What is a Liquidation?

Liquidations on Drops loans ensure that a loan can be repaid under all circumstances via the sale of collateral in a high-risk situation.
Liquidation of an asset is initiated when a borrower exceeds their borrowing limit. The borrowing limit is calculated by taking collateral value and multiplying it by the LTV (Loan to Value) ratio. Example: 1 BAYC at a valuation of 100 ETH with 60% LTV would have a 60 ETH borrowing limit. If the value of your BAYC NFT drops to 90 ETH, the borrowing limit becomes 54 ETH. With 60 ETH in outstanding debt, the borrowing limit becomes exceeded by 11% (60 / 54 *100% - 100)
At this point, the loan becomes available for liquidation.
Borrowing 100% of your borrowing limit carries a very high risk, as anything above the 100% threshold means loans are much more susceptible to liquidation.
When the liquidation of an asset occurs, a percentage of a borrower’s debt is repaid in exchange for collateral.

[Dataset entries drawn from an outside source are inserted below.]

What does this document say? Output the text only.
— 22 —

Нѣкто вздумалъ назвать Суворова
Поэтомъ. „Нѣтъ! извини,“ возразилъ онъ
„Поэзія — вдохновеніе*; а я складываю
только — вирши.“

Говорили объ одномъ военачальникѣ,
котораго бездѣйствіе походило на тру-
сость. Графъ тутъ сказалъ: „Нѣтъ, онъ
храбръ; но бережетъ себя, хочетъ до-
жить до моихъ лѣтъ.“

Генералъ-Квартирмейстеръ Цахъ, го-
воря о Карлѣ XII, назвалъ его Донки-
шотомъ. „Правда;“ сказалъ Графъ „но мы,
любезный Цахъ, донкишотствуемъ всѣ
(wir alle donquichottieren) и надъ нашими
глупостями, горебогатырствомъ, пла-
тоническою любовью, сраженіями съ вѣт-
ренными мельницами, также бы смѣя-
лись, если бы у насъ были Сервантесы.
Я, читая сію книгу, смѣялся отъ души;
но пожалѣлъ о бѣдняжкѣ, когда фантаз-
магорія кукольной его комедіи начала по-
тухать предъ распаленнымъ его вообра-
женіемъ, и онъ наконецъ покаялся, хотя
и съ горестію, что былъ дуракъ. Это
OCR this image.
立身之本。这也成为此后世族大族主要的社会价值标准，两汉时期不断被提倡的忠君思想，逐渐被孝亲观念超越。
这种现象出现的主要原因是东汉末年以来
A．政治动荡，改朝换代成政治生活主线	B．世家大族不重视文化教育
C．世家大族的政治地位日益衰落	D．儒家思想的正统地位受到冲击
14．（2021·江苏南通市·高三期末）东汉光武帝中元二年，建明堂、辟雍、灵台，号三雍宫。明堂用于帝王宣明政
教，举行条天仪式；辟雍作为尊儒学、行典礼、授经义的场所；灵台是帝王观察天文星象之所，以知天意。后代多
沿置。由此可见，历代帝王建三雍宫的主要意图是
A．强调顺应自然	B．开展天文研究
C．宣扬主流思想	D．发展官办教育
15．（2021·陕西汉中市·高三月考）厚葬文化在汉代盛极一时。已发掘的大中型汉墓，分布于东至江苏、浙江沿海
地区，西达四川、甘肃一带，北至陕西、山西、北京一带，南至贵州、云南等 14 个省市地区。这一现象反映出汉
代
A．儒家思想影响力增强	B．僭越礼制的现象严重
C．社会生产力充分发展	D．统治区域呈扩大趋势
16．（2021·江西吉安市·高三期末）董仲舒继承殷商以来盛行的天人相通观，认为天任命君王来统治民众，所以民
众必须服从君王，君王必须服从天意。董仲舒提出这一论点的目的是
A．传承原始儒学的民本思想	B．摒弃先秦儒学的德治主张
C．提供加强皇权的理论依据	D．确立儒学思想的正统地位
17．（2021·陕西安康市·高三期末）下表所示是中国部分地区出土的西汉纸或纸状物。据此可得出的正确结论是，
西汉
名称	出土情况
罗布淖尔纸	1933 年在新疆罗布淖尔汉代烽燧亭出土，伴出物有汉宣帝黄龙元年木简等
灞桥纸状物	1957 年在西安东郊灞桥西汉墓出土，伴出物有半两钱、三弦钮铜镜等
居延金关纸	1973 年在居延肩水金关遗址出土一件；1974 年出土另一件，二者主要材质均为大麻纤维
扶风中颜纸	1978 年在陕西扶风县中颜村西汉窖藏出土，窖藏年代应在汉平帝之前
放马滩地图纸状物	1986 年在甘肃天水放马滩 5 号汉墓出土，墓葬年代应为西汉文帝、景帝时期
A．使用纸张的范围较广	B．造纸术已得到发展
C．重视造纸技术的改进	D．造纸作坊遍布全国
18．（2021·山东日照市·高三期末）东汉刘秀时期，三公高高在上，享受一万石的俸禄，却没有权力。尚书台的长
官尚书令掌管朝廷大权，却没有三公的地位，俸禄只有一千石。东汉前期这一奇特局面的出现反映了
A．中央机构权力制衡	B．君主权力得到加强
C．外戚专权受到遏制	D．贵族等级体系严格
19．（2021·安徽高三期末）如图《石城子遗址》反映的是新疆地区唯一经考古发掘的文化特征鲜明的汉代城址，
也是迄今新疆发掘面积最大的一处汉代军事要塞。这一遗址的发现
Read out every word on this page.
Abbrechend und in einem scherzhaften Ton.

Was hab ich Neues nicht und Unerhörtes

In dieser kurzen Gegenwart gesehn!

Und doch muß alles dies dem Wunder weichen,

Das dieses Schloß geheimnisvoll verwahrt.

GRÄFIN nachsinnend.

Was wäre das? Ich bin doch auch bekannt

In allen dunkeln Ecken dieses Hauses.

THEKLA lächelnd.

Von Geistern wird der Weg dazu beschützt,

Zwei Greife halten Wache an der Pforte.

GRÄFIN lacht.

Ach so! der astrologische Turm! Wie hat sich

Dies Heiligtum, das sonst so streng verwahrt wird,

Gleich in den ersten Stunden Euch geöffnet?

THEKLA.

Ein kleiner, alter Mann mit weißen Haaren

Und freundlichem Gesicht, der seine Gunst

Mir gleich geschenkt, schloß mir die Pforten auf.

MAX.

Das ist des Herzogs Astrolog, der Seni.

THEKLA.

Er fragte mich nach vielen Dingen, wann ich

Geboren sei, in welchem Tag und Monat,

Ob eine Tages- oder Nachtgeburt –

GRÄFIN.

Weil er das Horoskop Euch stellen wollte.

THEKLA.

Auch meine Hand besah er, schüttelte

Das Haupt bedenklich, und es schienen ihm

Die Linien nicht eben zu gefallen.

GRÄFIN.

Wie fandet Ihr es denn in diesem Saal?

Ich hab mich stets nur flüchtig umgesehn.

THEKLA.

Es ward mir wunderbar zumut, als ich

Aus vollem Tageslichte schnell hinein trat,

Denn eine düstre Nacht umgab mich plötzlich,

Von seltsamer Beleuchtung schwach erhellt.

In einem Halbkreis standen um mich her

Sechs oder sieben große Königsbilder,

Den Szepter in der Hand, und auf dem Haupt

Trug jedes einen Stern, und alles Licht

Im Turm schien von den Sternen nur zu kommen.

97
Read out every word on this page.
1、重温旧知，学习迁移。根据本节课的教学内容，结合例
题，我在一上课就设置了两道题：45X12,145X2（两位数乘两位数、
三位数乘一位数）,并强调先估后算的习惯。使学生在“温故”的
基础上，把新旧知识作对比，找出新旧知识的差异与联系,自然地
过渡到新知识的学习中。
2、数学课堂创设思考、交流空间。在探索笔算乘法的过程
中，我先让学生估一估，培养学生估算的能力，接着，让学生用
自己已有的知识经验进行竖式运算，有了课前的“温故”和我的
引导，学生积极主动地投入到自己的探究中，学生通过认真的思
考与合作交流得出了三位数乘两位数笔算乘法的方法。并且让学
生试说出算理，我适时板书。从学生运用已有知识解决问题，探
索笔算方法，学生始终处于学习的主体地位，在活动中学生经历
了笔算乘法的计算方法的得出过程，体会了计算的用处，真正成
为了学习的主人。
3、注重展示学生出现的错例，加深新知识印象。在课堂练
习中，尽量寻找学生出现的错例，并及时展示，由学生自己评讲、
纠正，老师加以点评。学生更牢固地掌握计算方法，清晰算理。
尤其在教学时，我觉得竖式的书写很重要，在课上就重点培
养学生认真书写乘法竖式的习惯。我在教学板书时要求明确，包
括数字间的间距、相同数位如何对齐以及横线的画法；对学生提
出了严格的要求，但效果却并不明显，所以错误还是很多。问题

When will my NFT will be Liquidated?

In order to determine this, we first need to calculate the minimum collateralization ratio (this can be obtained by dividing 100% by the LTV percentage.
For example, assume a BAYC NFT at a 60% LTV gives us a 166.6% minimal collateralization ratio.
How much does the value of the BAYC NFT need to drop for the loan to get liquidated?
Let's say we borrowed 50 ETH when the BAYC's value was 100 ETH. To find out the liquidation price of the loan, we need to multiply the borrowed amount by the minimum collateralization ratio. 50 ETH * 166.6% = 83.3 ETH
As long as the BAYC price doesn't drop below 83.3 ETH and more funds aren't borrowed, the loan will remain solvent.

How is my NFT Liquidated?

Once the borrowing limit is exceeded, the borrower's loans can get liquidated by anyone. The liquidation mechanism depends on how many NFTs have been supplied.
When only 1 NFT is supplied as collateral, the liquidator repays all of the borrower's debt and claims to the NFT. In the near future, an auction mechanism will be implemented for the liquidation of 1 NFT. When 2 or more NFTs are supplied as collateral, the liquidator can repay the debt and claim NFT(s) at a 10% discount relative to their current market value. For example: Assume a user supplies 2 BAYC NFTs valued at 100 ETH each (200 ETH total) - the LTV is 60% and borrowing limit is 120 ETH, where the user borrows 100 ETH. Next, let's say the price of the BAYC NFT drops to 80 ETH - the total collateral value is now 160 ETH, new borrowing limit is 96 ETH, meaning that there's 100 ETH in debt. The loan is now undercollateralized and liquidation gets initiated.
The liquidator can now obtain 1 NFT at a 10% discount - 72 ETH by repaying the borrower's debt. After repayment, the debt is deducted from 100 to 28 ETH and the user is able to keep 1 out of 2 of the NFTs.
The borrower no longer exceeds their borrowing limit and has a 285% collateralization ratio.
If a user had more than 2 NFTs, the amount of liquidated NFTs would depend on how many of them are needed to push the debt below the borrowing limit.

How do I Avoid being Liquidated?

You can avoid being liquidated by keeping the value of your collateral much higher than what is required relative to the value of your loan. This is most easily monitored by looking at your loan’s borrowing limit.
If your debt is exceeding your borrowing limit at a critical level, you can prevent having your collateral from being liquidated by depositing more collateral. You may also activate a second asset as collateral if it has already been deposited into the protocol. In essence, having more collateral provides a greater safety net.